César est un fanatique qui s'est mis en tête de réunir des clans autour de sa bannière. Dans sa soif de conquête et de pouvoir, il s'est lancé dans une vaste campagne de domination des Terres Dévastées. A son arrivée dans les terres du Mojave, la RNC s'est heurtée à la domination que la Légion avait assise dans la région. Mais les enjeux étaient trop importants : Le barrage Hoover était toujours debout après les ravages de la Grande Guerre, et son contrôle était d'une importance capitale.  La formidable quantité d'énergie qu'il pouvait produire était la source d'une convoitise évidente.
César, à la tête d'une cinquantaine de clans dont il avait pris le contrôle, par conviction ou par la force, comptait un nombre de soldats bien supérieur aux troupes de la République de Nouvelle Californie. Mais son armement archaïque, ne faisait pas le poids devant les armes à feu ou les armes à énergie dont disposait la RNC. 
Un violent affrontement s'engagea alors entre les deux factions sur le barrage. La RNC finit par déloger la Légion, au prix de nombreuses pertes. Mais César n'avait pas dit son dernier mot.
Fort de plusieurs centaines de guerriers, il harcelait constamment les positions des soldats de la République, à l'affût de la moindre faille dans leur système de défense.
Jusqu'ici, la RNC avait tenu bon. 
Mais les officiers républicains ne se faisaient pas d'illusions. Sans l'aide prochaine de renforts conséquents et d'approvisionnement en matériel, ils finiraient avec le scalp au bout d'une pique.
César était un chef de guerre rusé et impitoyable. Il arriverait à ses fins tôt ou tard.
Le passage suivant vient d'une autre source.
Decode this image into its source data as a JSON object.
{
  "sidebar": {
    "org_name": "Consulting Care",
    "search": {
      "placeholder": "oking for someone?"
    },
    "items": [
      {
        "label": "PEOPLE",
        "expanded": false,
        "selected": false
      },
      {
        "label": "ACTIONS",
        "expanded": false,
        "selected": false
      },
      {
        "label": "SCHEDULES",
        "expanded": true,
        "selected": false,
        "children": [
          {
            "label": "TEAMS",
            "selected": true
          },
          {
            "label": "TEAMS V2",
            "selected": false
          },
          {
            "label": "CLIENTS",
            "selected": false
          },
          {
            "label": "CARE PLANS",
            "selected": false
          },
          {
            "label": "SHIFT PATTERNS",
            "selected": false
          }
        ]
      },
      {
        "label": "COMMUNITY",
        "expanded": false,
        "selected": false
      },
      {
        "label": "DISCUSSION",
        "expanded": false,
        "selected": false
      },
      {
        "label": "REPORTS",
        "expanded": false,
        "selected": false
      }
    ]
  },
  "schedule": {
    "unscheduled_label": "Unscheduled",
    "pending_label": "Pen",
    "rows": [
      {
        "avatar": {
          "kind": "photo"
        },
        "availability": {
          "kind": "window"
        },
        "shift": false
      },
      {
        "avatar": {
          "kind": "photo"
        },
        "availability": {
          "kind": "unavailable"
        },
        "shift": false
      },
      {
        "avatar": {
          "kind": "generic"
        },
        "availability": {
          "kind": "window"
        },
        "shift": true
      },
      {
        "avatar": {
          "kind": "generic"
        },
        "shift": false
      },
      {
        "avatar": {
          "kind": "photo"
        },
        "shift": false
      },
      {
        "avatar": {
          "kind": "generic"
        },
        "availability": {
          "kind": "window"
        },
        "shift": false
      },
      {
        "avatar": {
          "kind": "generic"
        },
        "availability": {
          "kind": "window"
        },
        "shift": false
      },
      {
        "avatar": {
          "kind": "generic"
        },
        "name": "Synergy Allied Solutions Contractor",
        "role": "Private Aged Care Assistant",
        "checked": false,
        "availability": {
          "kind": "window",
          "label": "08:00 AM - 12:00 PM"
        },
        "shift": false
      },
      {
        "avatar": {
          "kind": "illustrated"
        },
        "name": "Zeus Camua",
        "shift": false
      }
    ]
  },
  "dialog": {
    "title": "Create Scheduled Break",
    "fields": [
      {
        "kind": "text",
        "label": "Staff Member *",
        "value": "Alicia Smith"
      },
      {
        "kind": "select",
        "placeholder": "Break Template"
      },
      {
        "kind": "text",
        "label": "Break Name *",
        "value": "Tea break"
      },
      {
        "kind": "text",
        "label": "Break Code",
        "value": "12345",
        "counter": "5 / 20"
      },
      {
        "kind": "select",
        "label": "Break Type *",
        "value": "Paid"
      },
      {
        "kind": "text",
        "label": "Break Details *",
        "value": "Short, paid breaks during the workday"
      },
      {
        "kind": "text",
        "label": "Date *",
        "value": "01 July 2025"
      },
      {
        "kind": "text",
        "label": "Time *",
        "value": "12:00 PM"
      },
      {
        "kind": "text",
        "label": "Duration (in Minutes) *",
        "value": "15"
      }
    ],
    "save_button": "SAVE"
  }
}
Je n'ai jamais soutenu l'une ou l'autre des deux parties. Pour tout dire, je me contrefous de ce barrage ou de leurs idéaux respectifs. Tant qu'ils ne me font pas chier personnellement, je ne me met pas dans leurs pattes, et ça me convient très bien comme ça.
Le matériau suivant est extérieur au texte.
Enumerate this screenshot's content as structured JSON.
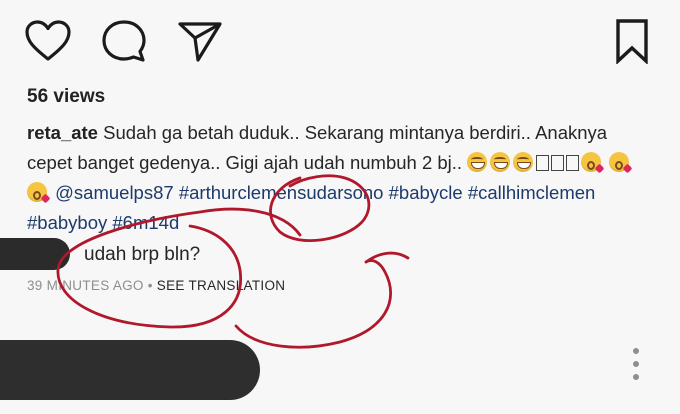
{
  "actions": {
    "like_icon": "heart-outline",
    "comment_icon": "speech-bubble-outline",
    "share_icon": "paper-plane-outline",
    "save_icon": "bookmark-outline"
  },
  "post": {
    "views": "56 views",
    "username": "reta_ate",
    "caption_text": "Sudah ga betah duduk.. Sekarang mintanya berdiri.. Anaknya cepet banget gedenya.. Gigi ajah udah numbuh 2 bj..",
    "mention": "@samuelps87",
    "hashtags": [
      "#arthurclemensudarsono",
      "#babycle",
      "#callhimclemen",
      "#babyboy",
      "#6m14d"
    ]
  },
  "comment": {
    "text": "udah brp bln?",
    "time": "39 MINUTES AGO",
    "separator": "•",
    "translate_label": "SEE TRANSLATION"
  },
  "colors": {
    "background": "#f7f7f7",
    "text": "#262626",
    "hashtag": "#1d3a6b",
    "meta": "#8e8e8e",
    "annotation": "#b0182b",
    "redaction": "#2b2b2b"
  }
}
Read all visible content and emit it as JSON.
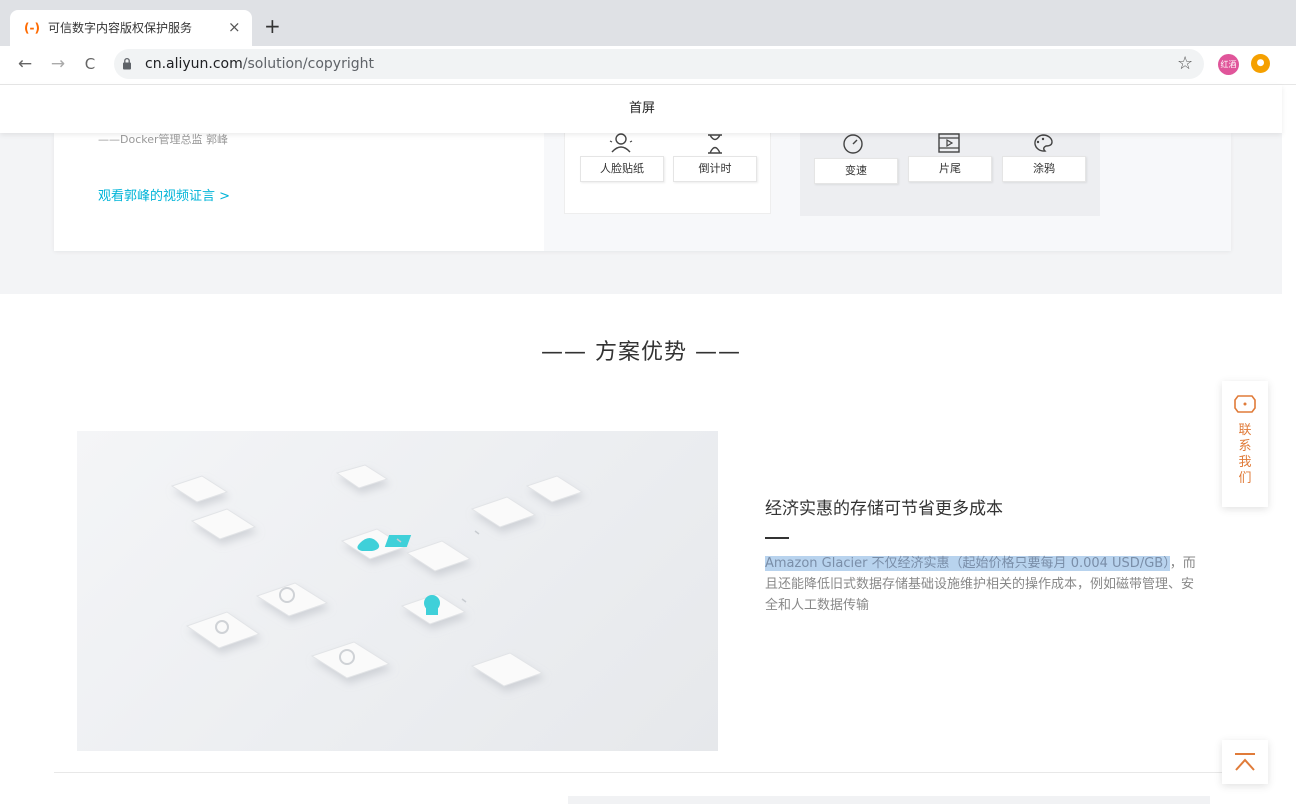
{
  "browser": {
    "tab_title": "可信数字内容版权保护服务",
    "tab_favicon": "(-)",
    "close_glyph": "×",
    "new_tab_glyph": "+",
    "back_glyph": "←",
    "forward_glyph": "→",
    "reload_glyph": "C",
    "url_domain": "cn.aliyun.com",
    "url_path": "/solution/copyright",
    "star_glyph": "☆",
    "avatar_label": "红酒",
    "extension_glyph": "●",
    "icons": [
      "aliyun-favicon",
      "back-arrow-icon",
      "forward-arrow-icon",
      "reload-icon",
      "lock-icon",
      "star-icon"
    ]
  },
  "nav": {
    "home": "首屏"
  },
  "testimonial": {
    "author": "——Docker管理总监 郭峰",
    "video_link": "观看郭峰的视频证言 >"
  },
  "features": {
    "panel_a": [
      {
        "label": "人脸贴纸",
        "icon": "face-icon",
        "glyph": "☺"
      },
      {
        "label": "倒计时",
        "icon": "hourglass-icon",
        "glyph": "⌛"
      }
    ],
    "panel_b": [
      {
        "label": "变速",
        "icon": "speedometer-icon",
        "glyph": "◔"
      },
      {
        "label": "片尾",
        "icon": "film-icon",
        "glyph": "▣"
      },
      {
        "label": "涂鸦",
        "icon": "palette-icon",
        "glyph": "❀"
      }
    ]
  },
  "advantages": {
    "section_title": "—— 方案优势 ——",
    "heading": "经济实惠的存储可节省更多成本",
    "text_highlight": "Amazon Glacier 不仅经济实惠（起始价格只要每月 0.004 USD/GB）",
    "text_rest": "，而且还能降低旧式数据存储基础设施维护相关的操作成本，例如磁带管理、安全和人工数据传输"
  },
  "widgets": {
    "contact": "联系我们",
    "back_to_top_icon": "back-to-top-icon"
  },
  "colors": {
    "accent_orange": "#ff6a00",
    "link_cyan": "#00b4d8",
    "contact_orange": "#e07b39",
    "highlight_blue": "#b8d3ee",
    "icon_cyan": "#3fd0d9"
  }
}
Je me faufile dans la ville en tâchant de ne pas faire de bruit, profitant des ombres qu'offrent les maisons pour que mes mouvements soient moins facilement repérables. A mesure que j'avance je distingue le spectacle barbare de plusieurs têtes plantées sur une lance, émergeant du sol.
Voilà donc ce qui est arrivé à la population de Nipton. 
J'imagine sans peine que ceux qui eurent la tête tranchée furent les plus chanceux d'entre tous. Au moins, leur mort à été rapide.

J'arrive au niveau de l'artère principale, et j'ai droit à la suite de l'histoire en image :
Plusieurs crucifix en bois on été érigés le long de l'allée. Des hommes et des femmes agonisants y sont cloués, le visage tordus dans une expression de douleur indescriptible. Certains sont morts, et quelques corbeaux font festin de leurs yeux, perchés sur une épaule de chair morte. Oubliant toute prudence, je m'avance vers eux, frappé par ces icônes de cruauté. Un peu plus loin, j'en vois un autre qui a été immolé vivant. Son cadavre calciné encore debout et ligoté au large poteau de bois.
Très vite je m'aperçois de mon erreur. 
Devant moi, au fond de l'allée, gardant l'entrée d'un large bâtiment qui doit faire office de mairie ou d'école, plusieurs légionnaires armés me scrutent. Deux chiens de guerre dressés sont avec eux, et je les entend d'ici grogner dans ma direction.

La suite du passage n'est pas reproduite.